As the full-scale war of Russia against Ukraine approaches its third year milestone, Ukraine has amplified its drone attacks, strategically targeting a vital sector crucial to Russian economic sustenance. Russia finds itself grappling with an existential challenge to maintain its supply chain integrity both domestically and abroad.

Despite a slight uptick in processing rates to 5.48 million barrels per day on average for the month of January, as per Bloomberg’s meticulous assessments, this figure remains approximately 60,000 barrels per day below the December norm.

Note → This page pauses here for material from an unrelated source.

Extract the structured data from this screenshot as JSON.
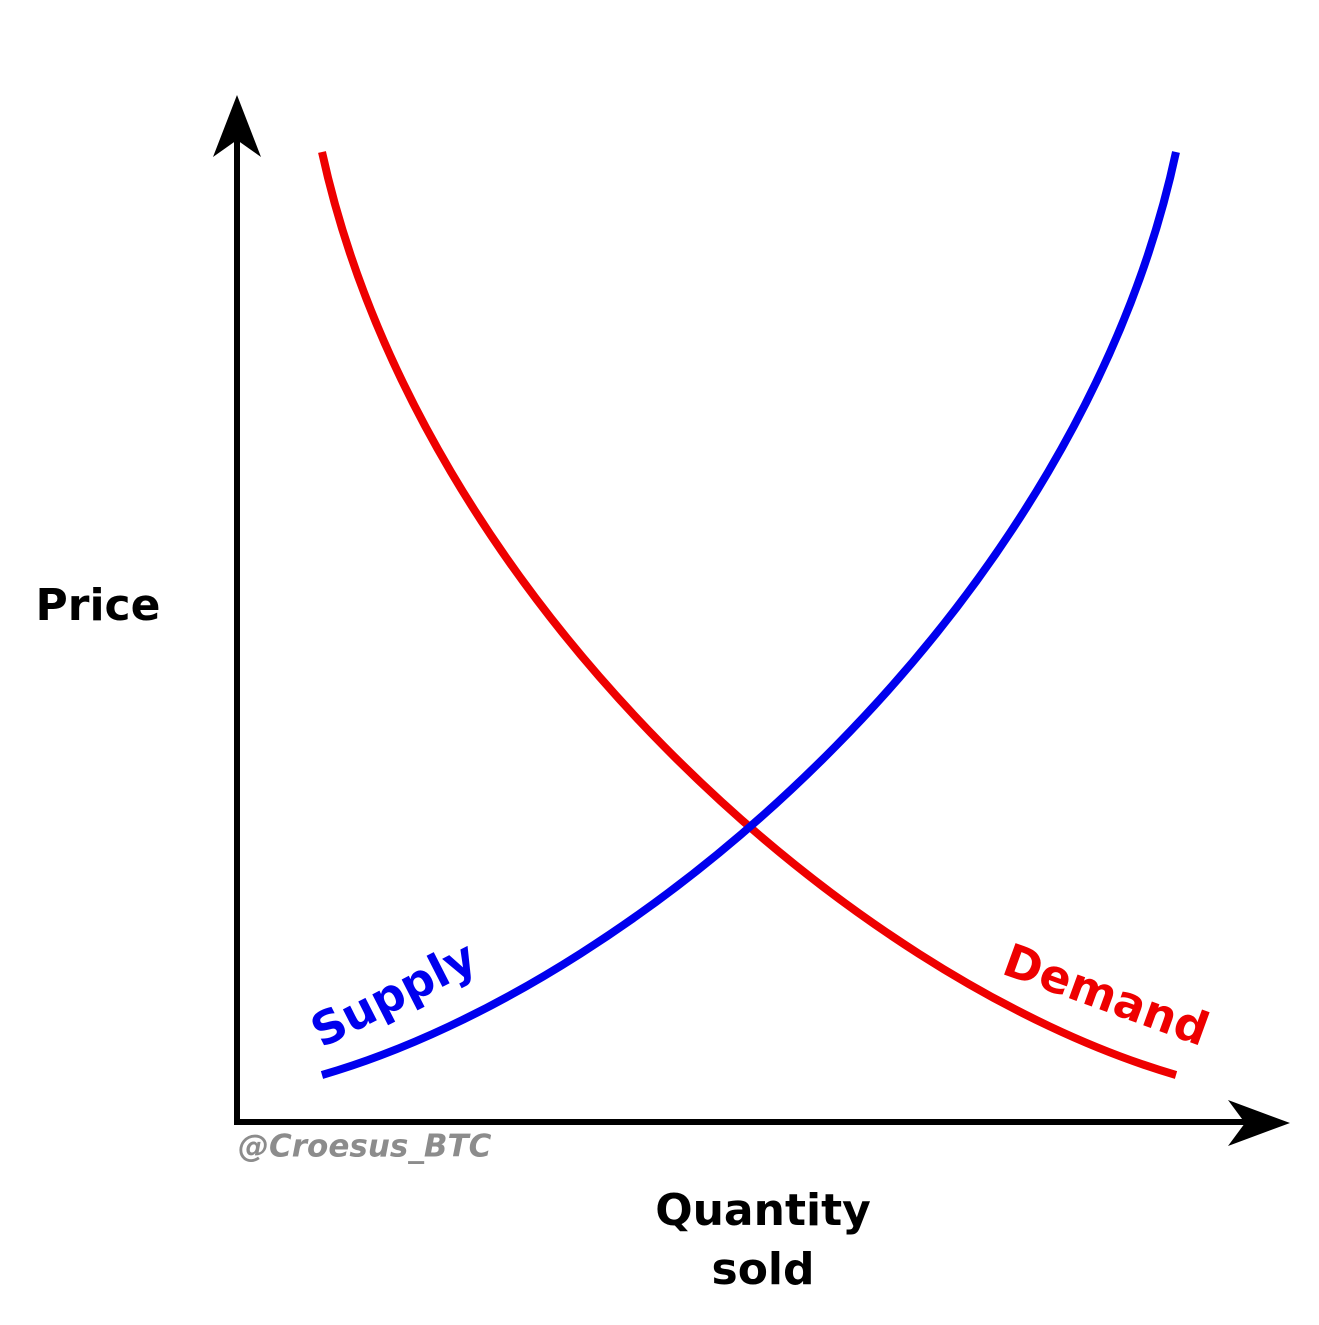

The cessation of primary crude processing at two major export-oriented refineries—Novatek PJSC’s condensate processing plant on the Baltic coast and Rosneft PJSC’s Tuapse refinery near the Black Sea—during the final week of January stands as a testament to the severity of the situation. These interruptions, triggered by drone strikes on January 21 and January 25 respectively, have collectively incapacitated facilities responsible for nearly 5% of Russia’s daily processing average in December.

Both Novatek and Rosneft have yet to furnish official responses regarding the duration and implications of the halts at their respective facilities, leaving industry observers in suspense.

The setback, however, has been partially offset by heightened activity at other refineries across the country. Nevertheless, the recent incident at the Volgograd facility, one of Russia’s largest refineries catering to both domestic and foreign markets, casts a shadow over these efforts. A devastating fire, ignited by a drone strike on February 3, is poised to severely curtail production capacity, as confirmed by a knowledgeable source in Kyiv at the time of the incident.

In the waning days of January, Russia’s daily diesel output remained stagnant compared to the December average, while gasoline production experienced a modest uptick of 2.7%. This increase was primarily attributable to the restoration of processing rates at Lukoil’s Norsi refinery.